Jennifer Ratner-Rosenhagen’s American Nietzsche is a 464-page footnote to Allan Bloom’s comment in The Closing of the American Mind that American readings of the German philosopher have produced “nihilism with a happy ending.” Her sense of Nietzsche is based heavily on the writings of the German-born Princeton scholar Walter Kaufmann, famed for softening the philospher of the übermensch’s writings. Like the apologists for jihad who portray it as an internal quest for purification, advocates for Nietzsche acrobatically rope off his praise for war and cruelty as matters of spiritual struggle.

Sigh.
I bring war. Not between people and people: no words are sufficient to express my loathing of the despicable interest politics pursued by modern European dynasties—politics which make the incitement to self-seeking arrogance among the peoples, setting them against one another, into a principle, and almost into a duty. Not war between classes, either—since there are no higher classes, and consequently no inferior ones… I bring a war which cuts across all the absurd coincidences of nation, class, race, status, level of education, constitution—a war like the conflict between rising and falling; between the will to live and the thirst for revenge against life, between upright honesty and treacherous lies.

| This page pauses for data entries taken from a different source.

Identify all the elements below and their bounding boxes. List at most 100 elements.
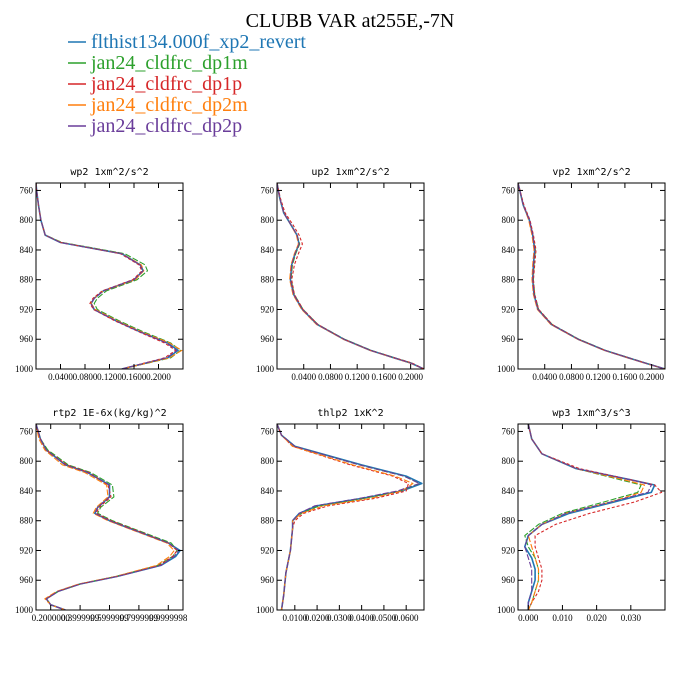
y-tick-label: 920 xyxy=(20,545,34,555)
y-tick-label: 760 xyxy=(502,185,516,195)
y-tick-label: 1000 xyxy=(256,605,275,615)
panel-title: vp2 1xm^2/s^2 xyxy=(552,167,630,178)
x-tick-label: 0.2000000 xyxy=(32,613,71,623)
plot-frame xyxy=(517,182,666,370)
x-tick-label: 0.000 xyxy=(518,613,539,623)
x-tick-label: 0.1600 xyxy=(122,372,147,382)
series-group xyxy=(36,424,181,610)
panel-title: wp3 1xm^3/s^3 xyxy=(552,408,630,419)
series-line xyxy=(277,424,421,610)
plot-frame xyxy=(276,182,425,370)
y-tick-label: 920 xyxy=(261,545,275,555)
panel-5: thlp2 1xK^276080084088092096010000.01000… xyxy=(256,408,425,623)
y-tick-label: 840 xyxy=(20,486,34,496)
panel-6: wp3 1xm^3/s^3 760 800 840 880 920 960 10000.000… xyxy=(497,408,666,623)
y-tick-label: 920 xyxy=(261,304,275,314)
panel-title: wp2 1xm^2/s^2 xyxy=(70,167,148,178)
x-tick-label: 0.030 xyxy=(621,613,642,623)
x-tick-label: 0.1200 xyxy=(97,372,122,382)
panel-title: thlp2 1xK^2 xyxy=(317,408,383,419)
y-tick-label: 880 xyxy=(20,275,34,285)
y-tick-label: 840 xyxy=(502,486,516,496)
y-tick-label: 960 xyxy=(502,575,516,585)
y-tick-label: 880 xyxy=(261,516,275,526)
legend-entry: jan24_cldfrc_dp2p xyxy=(90,115,242,137)
panel-2: up2 1xm^2/s^2 760 800 840 880 920 960 1000 0.040… xyxy=(256,167,425,382)
panel-title: up2 1xm^2/s^2 xyxy=(311,167,389,178)
x-tick-label: 0.1600 xyxy=(613,372,638,382)
panel-1: wp2 1xm^2/s^2 760 800 840 880 920 960 1000 0.040… xyxy=(15,167,184,382)
y-tick-label: 800 xyxy=(261,215,275,225)
x-tick-label: 0.0400 xyxy=(349,613,374,623)
figure-title: CLUBB VAR at255E,-7N xyxy=(246,10,455,32)
y-tick-label: 760 xyxy=(261,185,275,195)
x-tick-label: 0.9999998 xyxy=(149,613,188,623)
series-group xyxy=(523,424,663,610)
series-line xyxy=(36,183,178,369)
y-tick-label: 800 xyxy=(502,456,516,466)
series-group xyxy=(36,183,183,369)
y-tick-label: 840 xyxy=(261,486,275,496)
plot-frame xyxy=(517,423,666,611)
series-line xyxy=(524,424,652,610)
y-tick-label: 920 xyxy=(502,545,516,555)
panel-4: rtp2 1E-6x(kg/kg)^2 760 800 840 880 920 960 100… xyxy=(15,408,188,623)
series-line xyxy=(36,424,180,610)
series-group xyxy=(277,424,423,610)
x-tick-label: 0.0800 xyxy=(559,372,584,382)
series-line xyxy=(277,424,421,610)
series-group xyxy=(277,183,424,369)
x-tick-label: 0.020 xyxy=(587,613,608,623)
y-tick-label: 800 xyxy=(20,456,34,466)
x-tick-label: 0.2000 xyxy=(639,372,664,382)
x-tick-label: 0.2000 xyxy=(398,372,423,382)
x-tick-label: 0.0400 xyxy=(532,372,557,382)
x-tick-label: 0.7999999 xyxy=(120,613,159,623)
y-tick-label: 1000 xyxy=(497,364,516,374)
y-tick-label: 880 xyxy=(502,516,516,526)
y-tick-label: 960 xyxy=(261,575,275,585)
y-tick-label: 960 xyxy=(502,334,516,344)
y-tick-label: 840 xyxy=(261,245,275,255)
x-tick-label: 0.3999999 xyxy=(61,613,100,623)
y-tick-label: 920 xyxy=(502,304,516,314)
series-line xyxy=(518,183,665,369)
y-tick-label: 880 xyxy=(261,275,275,285)
legend-entry: jan24_cldfrc_dp1p xyxy=(90,73,242,95)
y-tick-label: 1000 xyxy=(256,364,275,374)
x-tick-label: 0.1200 xyxy=(345,372,370,382)
y-tick-label: 1000 xyxy=(497,605,516,615)
plot-frame xyxy=(276,423,425,611)
series-group xyxy=(518,183,665,369)
x-tick-label: 0.0400 xyxy=(48,372,73,382)
y-tick-label: 760 xyxy=(20,426,34,436)
y-tick-label: 800 xyxy=(20,215,34,225)
x-tick-label: 0.0500 xyxy=(372,613,397,623)
x-tick-label: 0.0400 xyxy=(291,372,316,382)
x-tick-label: 0.010 xyxy=(552,613,573,623)
y-tick-label: 960 xyxy=(20,334,34,344)
legend: flthist134.000f_xp2_revertjan24_cldfrc_d… xyxy=(68,31,306,137)
y-tick-label: 880 xyxy=(502,275,516,285)
y-tick-label: 960 xyxy=(20,575,34,585)
y-tick-label: 840 xyxy=(20,245,34,255)
x-tick-label: 0.0800 xyxy=(318,372,343,382)
y-tick-label: 920 xyxy=(20,304,34,314)
panel-title: rtp2 1E-6x(kg/kg)^2 xyxy=(52,408,166,419)
x-tick-label: 0.1200 xyxy=(586,372,611,382)
y-tick-label: 1000 xyxy=(15,364,34,374)
y-tick-label: 1000 xyxy=(15,605,34,615)
y-tick-label: 800 xyxy=(502,215,516,225)
x-tick-label: 0.0200 xyxy=(305,613,330,623)
series-line xyxy=(277,424,414,610)
y-tick-label: 880 xyxy=(20,516,34,526)
panel-3: vp2 1xm^2/s^2 760 800 840 880 920 960 1000 0.040… xyxy=(497,167,666,382)
y-tick-label: 760 xyxy=(502,426,516,436)
x-tick-label: 0.0300 xyxy=(327,613,352,623)
legend-entry: jan24_cldfrc_dp2m xyxy=(90,94,248,116)
y-tick-label: 840 xyxy=(502,245,516,255)
x-tick-label: 0.1600 xyxy=(372,372,397,382)
x-tick-label: 0.5999999 xyxy=(90,613,129,623)
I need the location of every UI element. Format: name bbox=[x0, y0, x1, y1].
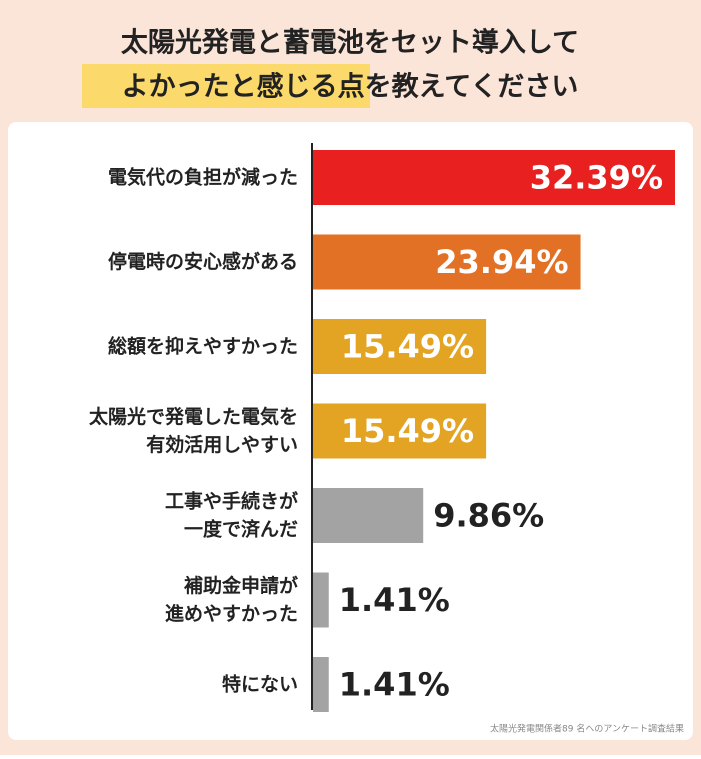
title-highlight bbox=[82, 64, 370, 108]
value-label: 32.39% bbox=[530, 159, 663, 197]
value-label: 15.49% bbox=[341, 412, 474, 450]
value-label: 9.86% bbox=[433, 497, 544, 535]
source-note: 太陽光発電関係者89 名へのアンケート調査結果 bbox=[490, 723, 684, 735]
value-label: 1.41% bbox=[339, 581, 450, 619]
bar bbox=[313, 403, 487, 459]
bar bbox=[313, 150, 675, 205]
y-tick-label: 補助金申請が進めやすかった bbox=[165, 574, 298, 625]
value-label: 23.94% bbox=[435, 243, 568, 281]
value-label: 15.49% bbox=[341, 328, 474, 366]
bar bbox=[313, 488, 424, 543]
y-tick-label: 電気代の負担が減った bbox=[108, 165, 298, 188]
chart-title: 太陽光発電と蓄電池をセット導入して bbox=[121, 27, 579, 59]
y-tick-label: 工事や手続きが一度で済んだ bbox=[165, 489, 298, 540]
y-tick-label: 特にない bbox=[222, 673, 298, 695]
y-tick-label: 停電時の安心感がある bbox=[108, 250, 298, 273]
bar bbox=[313, 572, 329, 628]
value-label: 1.41% bbox=[339, 666, 450, 704]
chart-title: よかったと感じる点を教えてください bbox=[122, 71, 579, 103]
y-tick-label: 総額を抑えやすかった bbox=[108, 334, 298, 357]
bar bbox=[313, 319, 487, 374]
bar bbox=[313, 657, 329, 712]
y-tick-label: 太陽光で発電した電気を有効活用しやすい bbox=[89, 405, 298, 456]
bar bbox=[313, 234, 581, 290]
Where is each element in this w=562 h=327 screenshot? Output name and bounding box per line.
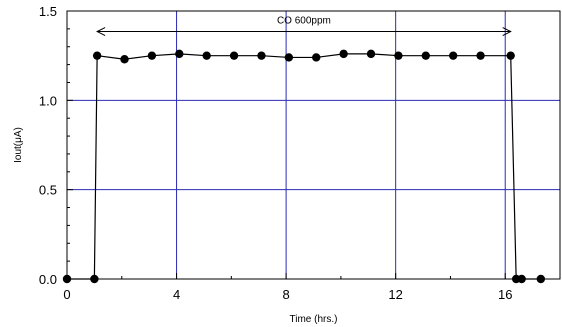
y-tick-label: 0.0 <box>39 272 57 287</box>
data-point <box>448 51 458 60</box>
x-tick-label: 0 <box>63 287 70 302</box>
data-point <box>421 51 430 60</box>
data-point <box>175 49 184 59</box>
y-tick-label: 0.5 <box>39 183 57 198</box>
data-point <box>339 49 348 59</box>
data-point <box>120 55 129 64</box>
x-tick-label: 8 <box>282 287 289 302</box>
series-group <box>62 49 546 284</box>
data-point <box>366 49 376 59</box>
y-axis-label: Iout(μA) <box>13 127 24 163</box>
data-point <box>506 51 515 60</box>
data-point <box>257 51 266 60</box>
series-line <box>67 53 541 280</box>
data-point <box>92 51 102 60</box>
data-point <box>284 53 294 62</box>
plot-frame <box>66 10 561 280</box>
annotation-arrowhead-right <box>502 27 512 36</box>
annotation-group: CO 600ppm <box>96 16 512 36</box>
x-axis-label: Time (hrs.) <box>290 314 338 325</box>
data-point <box>394 51 403 60</box>
data-point <box>312 53 321 62</box>
x-tick-label: 4 <box>173 287 180 302</box>
y-tick-label: 1.0 <box>39 93 57 108</box>
x-tick-label: 16 <box>498 287 512 302</box>
grid-lines <box>67 11 560 279</box>
data-point <box>229 51 239 60</box>
tick-labels: 0 4 8 12 16 0.0 0.5 1.0 1.5 <box>39 4 513 302</box>
y-tick-label: 1.5 <box>39 4 57 19</box>
data-point <box>147 51 157 60</box>
annotation-label: CO 600ppm <box>277 16 331 27</box>
x-tick-label: 12 <box>388 287 402 302</box>
data-point <box>202 51 211 60</box>
tick-marks <box>66 10 561 280</box>
annotation-arrowhead-left <box>96 27 106 36</box>
data-point <box>476 51 485 60</box>
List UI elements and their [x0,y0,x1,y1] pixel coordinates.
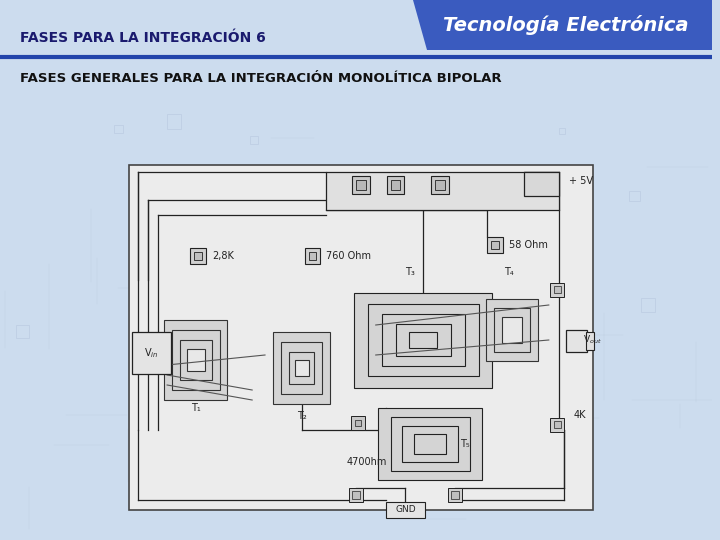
Bar [387,176,405,194]
Bar [172,330,220,390]
Text: T₁: T₁ [191,403,201,413]
Bar [352,176,370,194]
Bar [355,420,361,426]
Bar [448,488,462,502]
Bar [326,172,559,210]
Bar [586,332,594,350]
Bar [281,342,323,394]
Bar [194,252,202,260]
Bar [559,129,565,134]
Bar [495,308,530,352]
Bar [642,298,655,312]
Polygon shape [413,0,712,50]
Bar [390,180,400,190]
Text: 4K: 4K [574,410,586,420]
Bar [498,457,505,464]
Text: T₂: T₂ [297,411,307,421]
Bar [382,314,464,366]
Bar [566,330,588,352]
Text: FASES PARA LA INTEGRACIÓN 6: FASES PARA LA INTEGRACIÓN 6 [19,31,266,45]
Bar [524,172,559,196]
Bar [129,165,593,510]
Text: V$_{out}$: V$_{out}$ [583,334,602,346]
Bar [629,191,639,201]
Bar [410,332,437,348]
Bar [16,325,29,338]
Text: 58 Ohm: 58 Ohm [509,240,548,250]
Bar [114,125,122,133]
Bar [503,317,522,343]
Bar [251,136,258,144]
Bar [294,360,308,376]
Bar [296,165,305,174]
Bar [409,496,424,511]
Bar [431,176,449,194]
Bar [451,491,459,499]
Text: T₄: T₄ [505,267,514,277]
Bar [402,426,458,462]
Text: T₅: T₅ [460,439,469,449]
Text: FASES GENERALES PARA LA INTEGRACIÓN MONOLÍTICA BIPOLAR: FASES GENERALES PARA LA INTEGRACIÓN MONO… [19,71,501,84]
Bar [390,417,469,471]
Bar [487,237,503,253]
Bar [368,304,479,376]
Text: V$_{in}$: V$_{in}$ [144,346,158,360]
Bar [550,283,564,297]
Bar [190,179,204,194]
Bar [554,421,561,428]
Bar [414,434,446,454]
Bar [378,408,482,480]
Bar [164,320,228,400]
Bar [180,340,212,380]
Bar [352,491,360,499]
Bar [435,180,445,190]
Bar [351,416,365,430]
Bar [460,441,472,453]
Bar [492,241,500,249]
Text: GND: GND [395,505,415,515]
Bar [349,488,363,502]
Text: T₃: T₃ [405,267,415,277]
Bar [395,324,451,356]
Bar [541,461,548,468]
Bar [273,332,330,404]
Bar [132,332,171,374]
Bar [386,502,426,518]
Bar [554,286,561,293]
Bar [305,248,320,264]
Text: 2,8K: 2,8K [212,251,235,261]
Text: 4700hm: 4700hm [346,457,387,467]
Bar [356,180,366,190]
Bar [487,299,538,361]
Bar [289,352,315,384]
Bar [354,293,492,388]
Bar [308,252,316,260]
Bar [190,248,206,264]
Text: 760 Ohm: 760 Ohm [326,251,372,261]
Bar [550,418,564,432]
Bar [155,346,163,353]
Bar [167,114,181,129]
Bar [187,349,204,371]
Text: Tecnología Electrónica: Tecnología Electrónica [443,15,688,35]
Text: + 5V: + 5V [569,176,593,186]
Bar [369,437,384,453]
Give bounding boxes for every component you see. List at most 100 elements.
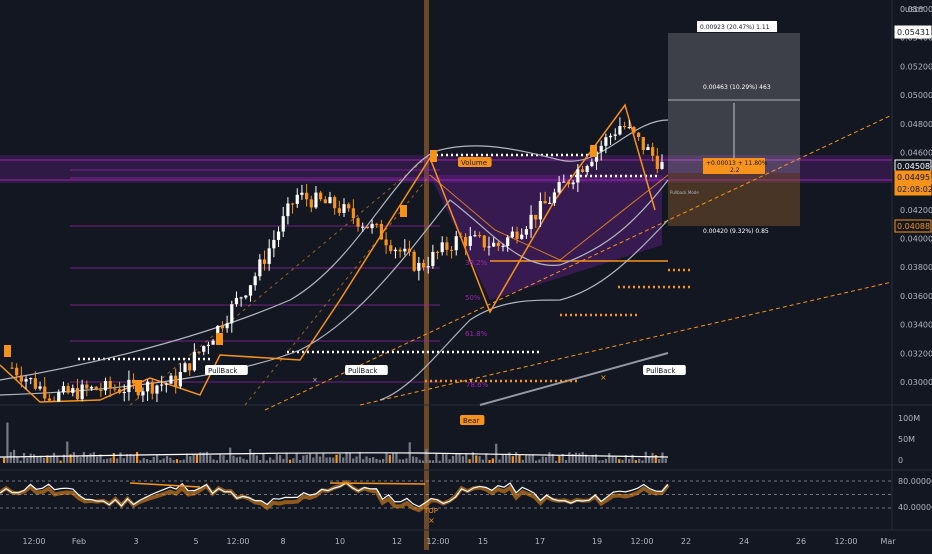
fib-label-382: 38.2% xyxy=(465,259,488,267)
volume-bar xyxy=(69,454,72,463)
volume-bar xyxy=(22,452,26,463)
candle-body xyxy=(253,276,257,286)
time-tick: 12:00 xyxy=(22,537,45,546)
volume-bar xyxy=(278,455,282,463)
candle-body xyxy=(506,237,510,246)
candle-body xyxy=(459,236,463,238)
volume-bar xyxy=(86,455,89,463)
candle-body xyxy=(38,386,42,389)
candle-body xyxy=(445,242,449,250)
volume-bar xyxy=(574,452,578,463)
candle-body xyxy=(407,248,412,252)
candle-body xyxy=(463,237,468,246)
volume-bar xyxy=(112,453,115,463)
candle-body xyxy=(43,386,47,399)
volume-bar xyxy=(531,454,534,463)
bollinger-upper xyxy=(0,119,669,381)
candle-body xyxy=(89,386,94,389)
candle-body xyxy=(599,145,603,152)
candle-body xyxy=(618,125,622,135)
price-tick: 0.03400 xyxy=(900,321,932,330)
stop-price-badge-box xyxy=(894,219,932,233)
time-tick: 5 xyxy=(193,537,198,546)
pullback-label-box xyxy=(643,365,686,375)
volume-bar xyxy=(182,459,185,463)
volume-bar xyxy=(402,459,405,463)
volume-bar xyxy=(202,452,205,463)
volume-bar xyxy=(445,454,448,463)
pullback-label: PullBack xyxy=(646,367,676,375)
volume-bar xyxy=(348,452,351,463)
candle-body xyxy=(183,363,187,373)
position-mid-label: 0.00463 (10.29%) 463 xyxy=(703,84,771,91)
candle-body xyxy=(510,231,514,238)
candle-body xyxy=(482,235,486,248)
volume-bar xyxy=(475,455,478,463)
candle-body xyxy=(174,375,178,387)
volume-bar xyxy=(116,458,119,463)
candle-body xyxy=(276,231,281,240)
candle-body xyxy=(10,367,14,369)
volume-signal-label: Volume xyxy=(461,159,487,167)
candle-body xyxy=(202,346,206,352)
volume-bar xyxy=(199,452,202,463)
cross-marker-icon: × xyxy=(428,516,435,525)
candle-body xyxy=(309,199,313,208)
candle-body xyxy=(146,381,150,392)
candle-body xyxy=(403,248,407,252)
volume-bar xyxy=(641,460,644,463)
volume-bar xyxy=(169,457,172,463)
volume-bar xyxy=(255,455,258,463)
signal-marker-icon xyxy=(400,205,407,217)
volume-bar xyxy=(594,454,598,463)
volume-bar xyxy=(614,456,617,463)
volume-bar xyxy=(92,452,95,463)
fib-label-786: 78.6% xyxy=(466,381,489,389)
volume-bar xyxy=(525,455,528,463)
candle-body xyxy=(160,384,164,386)
volume-bar xyxy=(315,453,318,463)
volume-bar xyxy=(538,459,541,463)
volume-bar xyxy=(49,455,52,463)
volume-bar xyxy=(515,452,518,463)
candle-body xyxy=(178,372,182,387)
volume-bar xyxy=(328,457,332,463)
volume-bar xyxy=(658,459,661,463)
candle-body xyxy=(613,134,617,136)
candle-body xyxy=(300,192,304,195)
volume-bar xyxy=(139,460,142,463)
fib-label-50: 50% xyxy=(465,294,481,302)
volume-signal-label-box xyxy=(458,157,492,167)
volume-bar xyxy=(465,453,468,463)
volume-bar xyxy=(638,458,641,463)
signal-marker-icon xyxy=(430,150,437,162)
candle-body xyxy=(468,236,472,246)
candle-body xyxy=(421,262,426,268)
candle-body xyxy=(487,246,491,248)
candle-body xyxy=(33,378,37,389)
candle-body xyxy=(29,378,33,380)
candle-body xyxy=(552,192,557,203)
volume-bar xyxy=(292,458,295,463)
time-tick: 24 xyxy=(739,537,749,546)
volume-bar xyxy=(358,451,361,463)
pullback-label-box xyxy=(205,365,248,375)
volume-bar xyxy=(162,458,165,463)
candle-body xyxy=(571,182,575,185)
volume-bar xyxy=(106,458,109,463)
cross-marker-icon: × xyxy=(312,376,318,384)
volume-bar xyxy=(498,459,501,463)
candle-countdown-badge: 02:08:02 xyxy=(897,185,932,194)
volume-bar xyxy=(624,454,627,463)
candle-body xyxy=(281,216,285,232)
pullback-label: PullBack xyxy=(208,367,238,375)
volume-bar xyxy=(232,455,235,463)
candle-body xyxy=(492,242,496,247)
time-tick: 12:00 xyxy=(426,537,449,546)
volume-bar xyxy=(604,458,608,463)
candle-body xyxy=(393,249,398,252)
volume-bar xyxy=(325,457,328,463)
candle-body xyxy=(99,389,103,391)
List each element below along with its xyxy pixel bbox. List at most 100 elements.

If we could do without wars, so much the better. I can think of many more profitable uses for the twelve billion spent every year to maintain the armed peace in Europe, and other means of gaining respect for physiology preferable to field hospitals.
Honestly, I’m just a no-account ne’er-do-well who happens to have a voracious love of reading, a particular appreciation for Nietzsche’s provocative style, and a very good memory. I find it difficult to feel charitable toward professional authors and critics who can’t be bothered to know what the fuck they’re talking about. This isn’t that difficult.